All you 2Pac fans out there get ready because new material from the legendary rapper will be released soon. Read more on the story after the jump!

Jeff Jampol, owner of JAM Inc., tells Billboard, that this is the beginning of a “total reset of the Shakur estate.” Shakur’s mother, Afeni, went to JAM, Inc. for them to oversee 2Pac’s collection which includes everything from “unreleased music, released music, remixes, original demos, writings, scripts, plans, video treatments [and] poems.” The company partnered with Tom Whalley, who signed Pac to Interscope in 1991. Whalley is the head of Loma Vista Records. The company is planning to mirror what its been able to do with the management of estates from Otis Redding, Janis Joplin, Michael Jackson and the Doors.

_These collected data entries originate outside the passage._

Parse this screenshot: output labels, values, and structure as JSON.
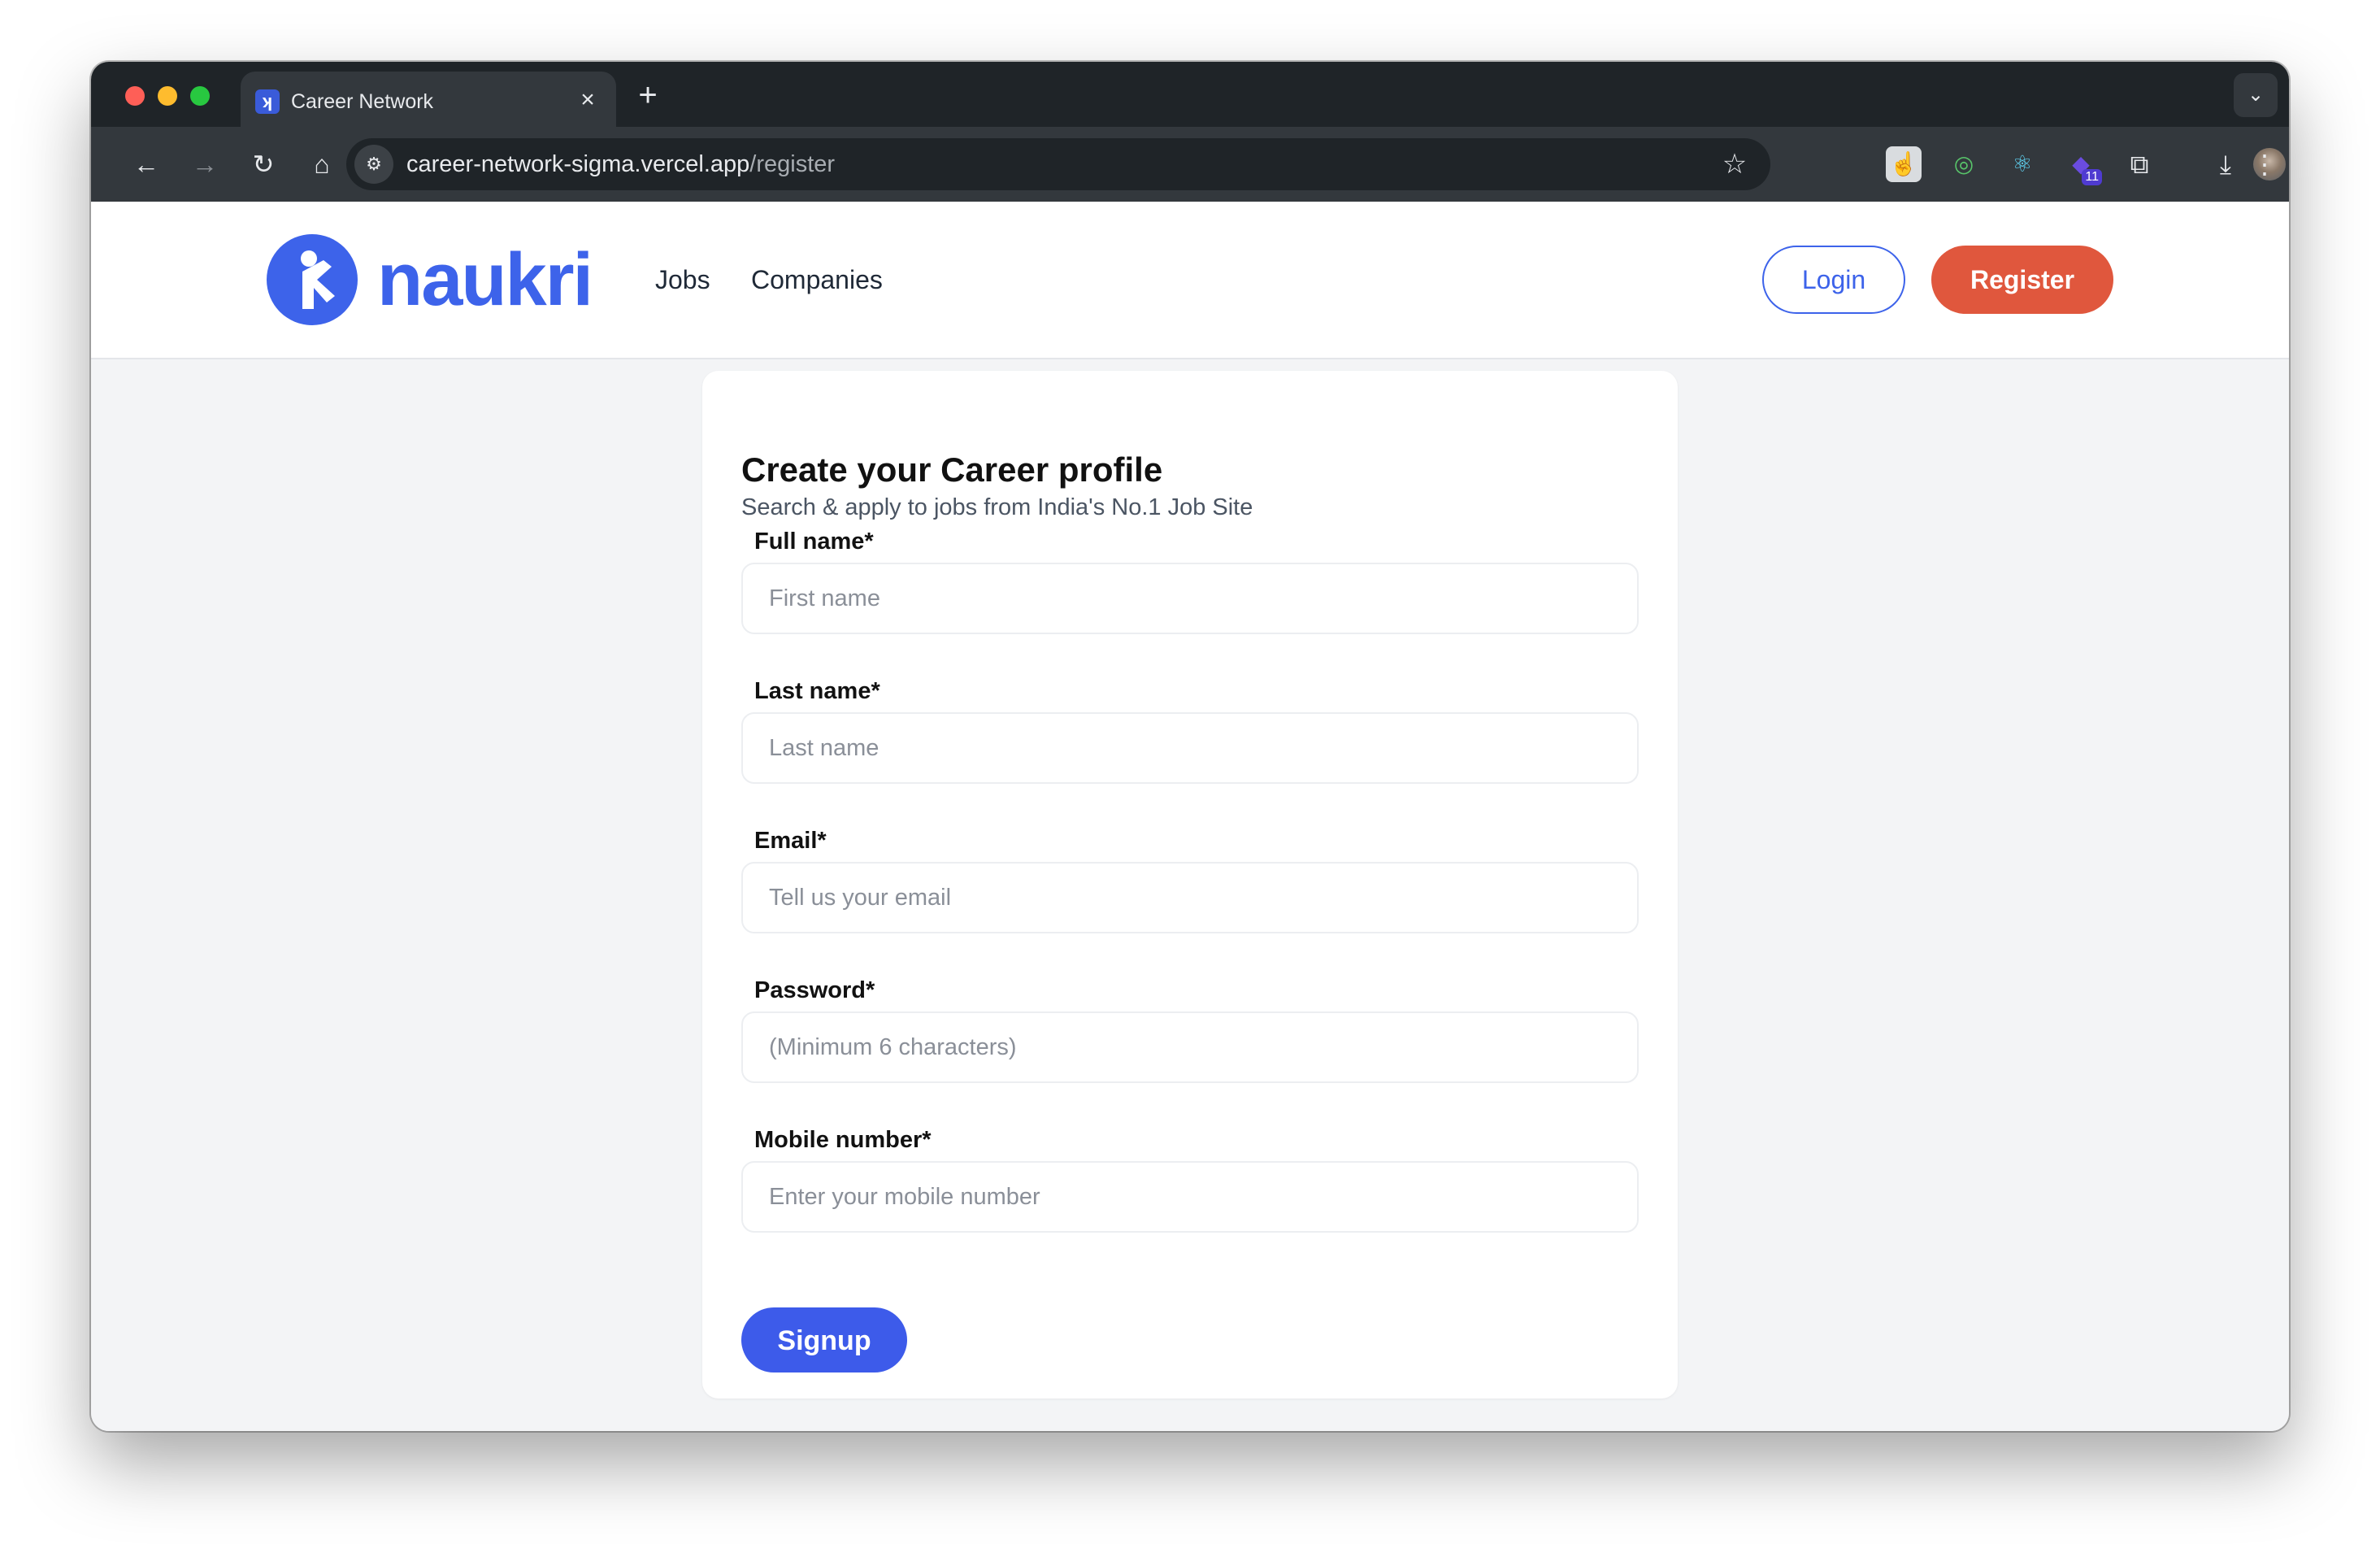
{
  "browser": {
    "tab_title": "Career Network",
    "tab_favicon": "naukri-favicon-icon",
    "url_host": "career-network-sigma.vercel.app",
    "url_path": "/register",
    "extension_badge": "11"
  },
  "site": {
    "brand": "naukri",
    "nav": {
      "jobs": "Jobs",
      "companies": "Companies"
    },
    "login_label": "Login",
    "register_label": "Register"
  },
  "form": {
    "title": "Create your Career profile",
    "subtitle": "Search & apply to jobs from India's No.1 Job Site",
    "fields": [
      {
        "label": "Full name*",
        "placeholder": "First name"
      },
      {
        "label": "Last name*",
        "placeholder": "Last name"
      },
      {
        "label": "Email*",
        "placeholder": "Tell us your email"
      },
      {
        "label": "Password*",
        "placeholder": "(Minimum 6 characters)"
      },
      {
        "label": "Mobile number*",
        "placeholder": "Enter your mobile number"
      }
    ],
    "submit_label": "Signup"
  },
  "colors": {
    "brand_blue": "#3d63ea",
    "register_orange": "#e0573d",
    "signup_blue": "#3d5bea"
  }
}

They specifically work on licensing, apparel, and other media ventures.

Whalley who has went through much of the archive says, “Some of [the material] is in bits and pieces, some of it is complete; some of it is good, some of it needs work……But I think the work that is left can be completed, and is worth his fans hearing.” Because of the 20th anniversary of Shakur’s September 1996 death approaching, some of the projects are lined up for later this year, which includes new apparel, collections like the recent Grammy Museum exhibit, as well as a biography by a “very serious writer.”

More recently 2Pac was included in the Powerade commercial and Kendrick Lamar’s To Pimp A Butterfly closer, “Mortal Man,” which featured a 1994 interview with Shakur. Whalley said, “I thought it was a brilliant idea, and they sent me portions of what he was thinking of doing, and I supported it. I think if Tupac was here, he would have tremendous respect for Kendrick Lamar’s work…At some point in time, Kendrick would be brilliant to work with Tupac’s [material]. He’s one of the new great poets.”

Whalley also wants to do a project that would involve musicians singing to Pac’s words, and it would be similar to the Bob Dylan project Lost on the River: The New Basement Tapes, where artists used unused Bob Dylan lyrics from 1967.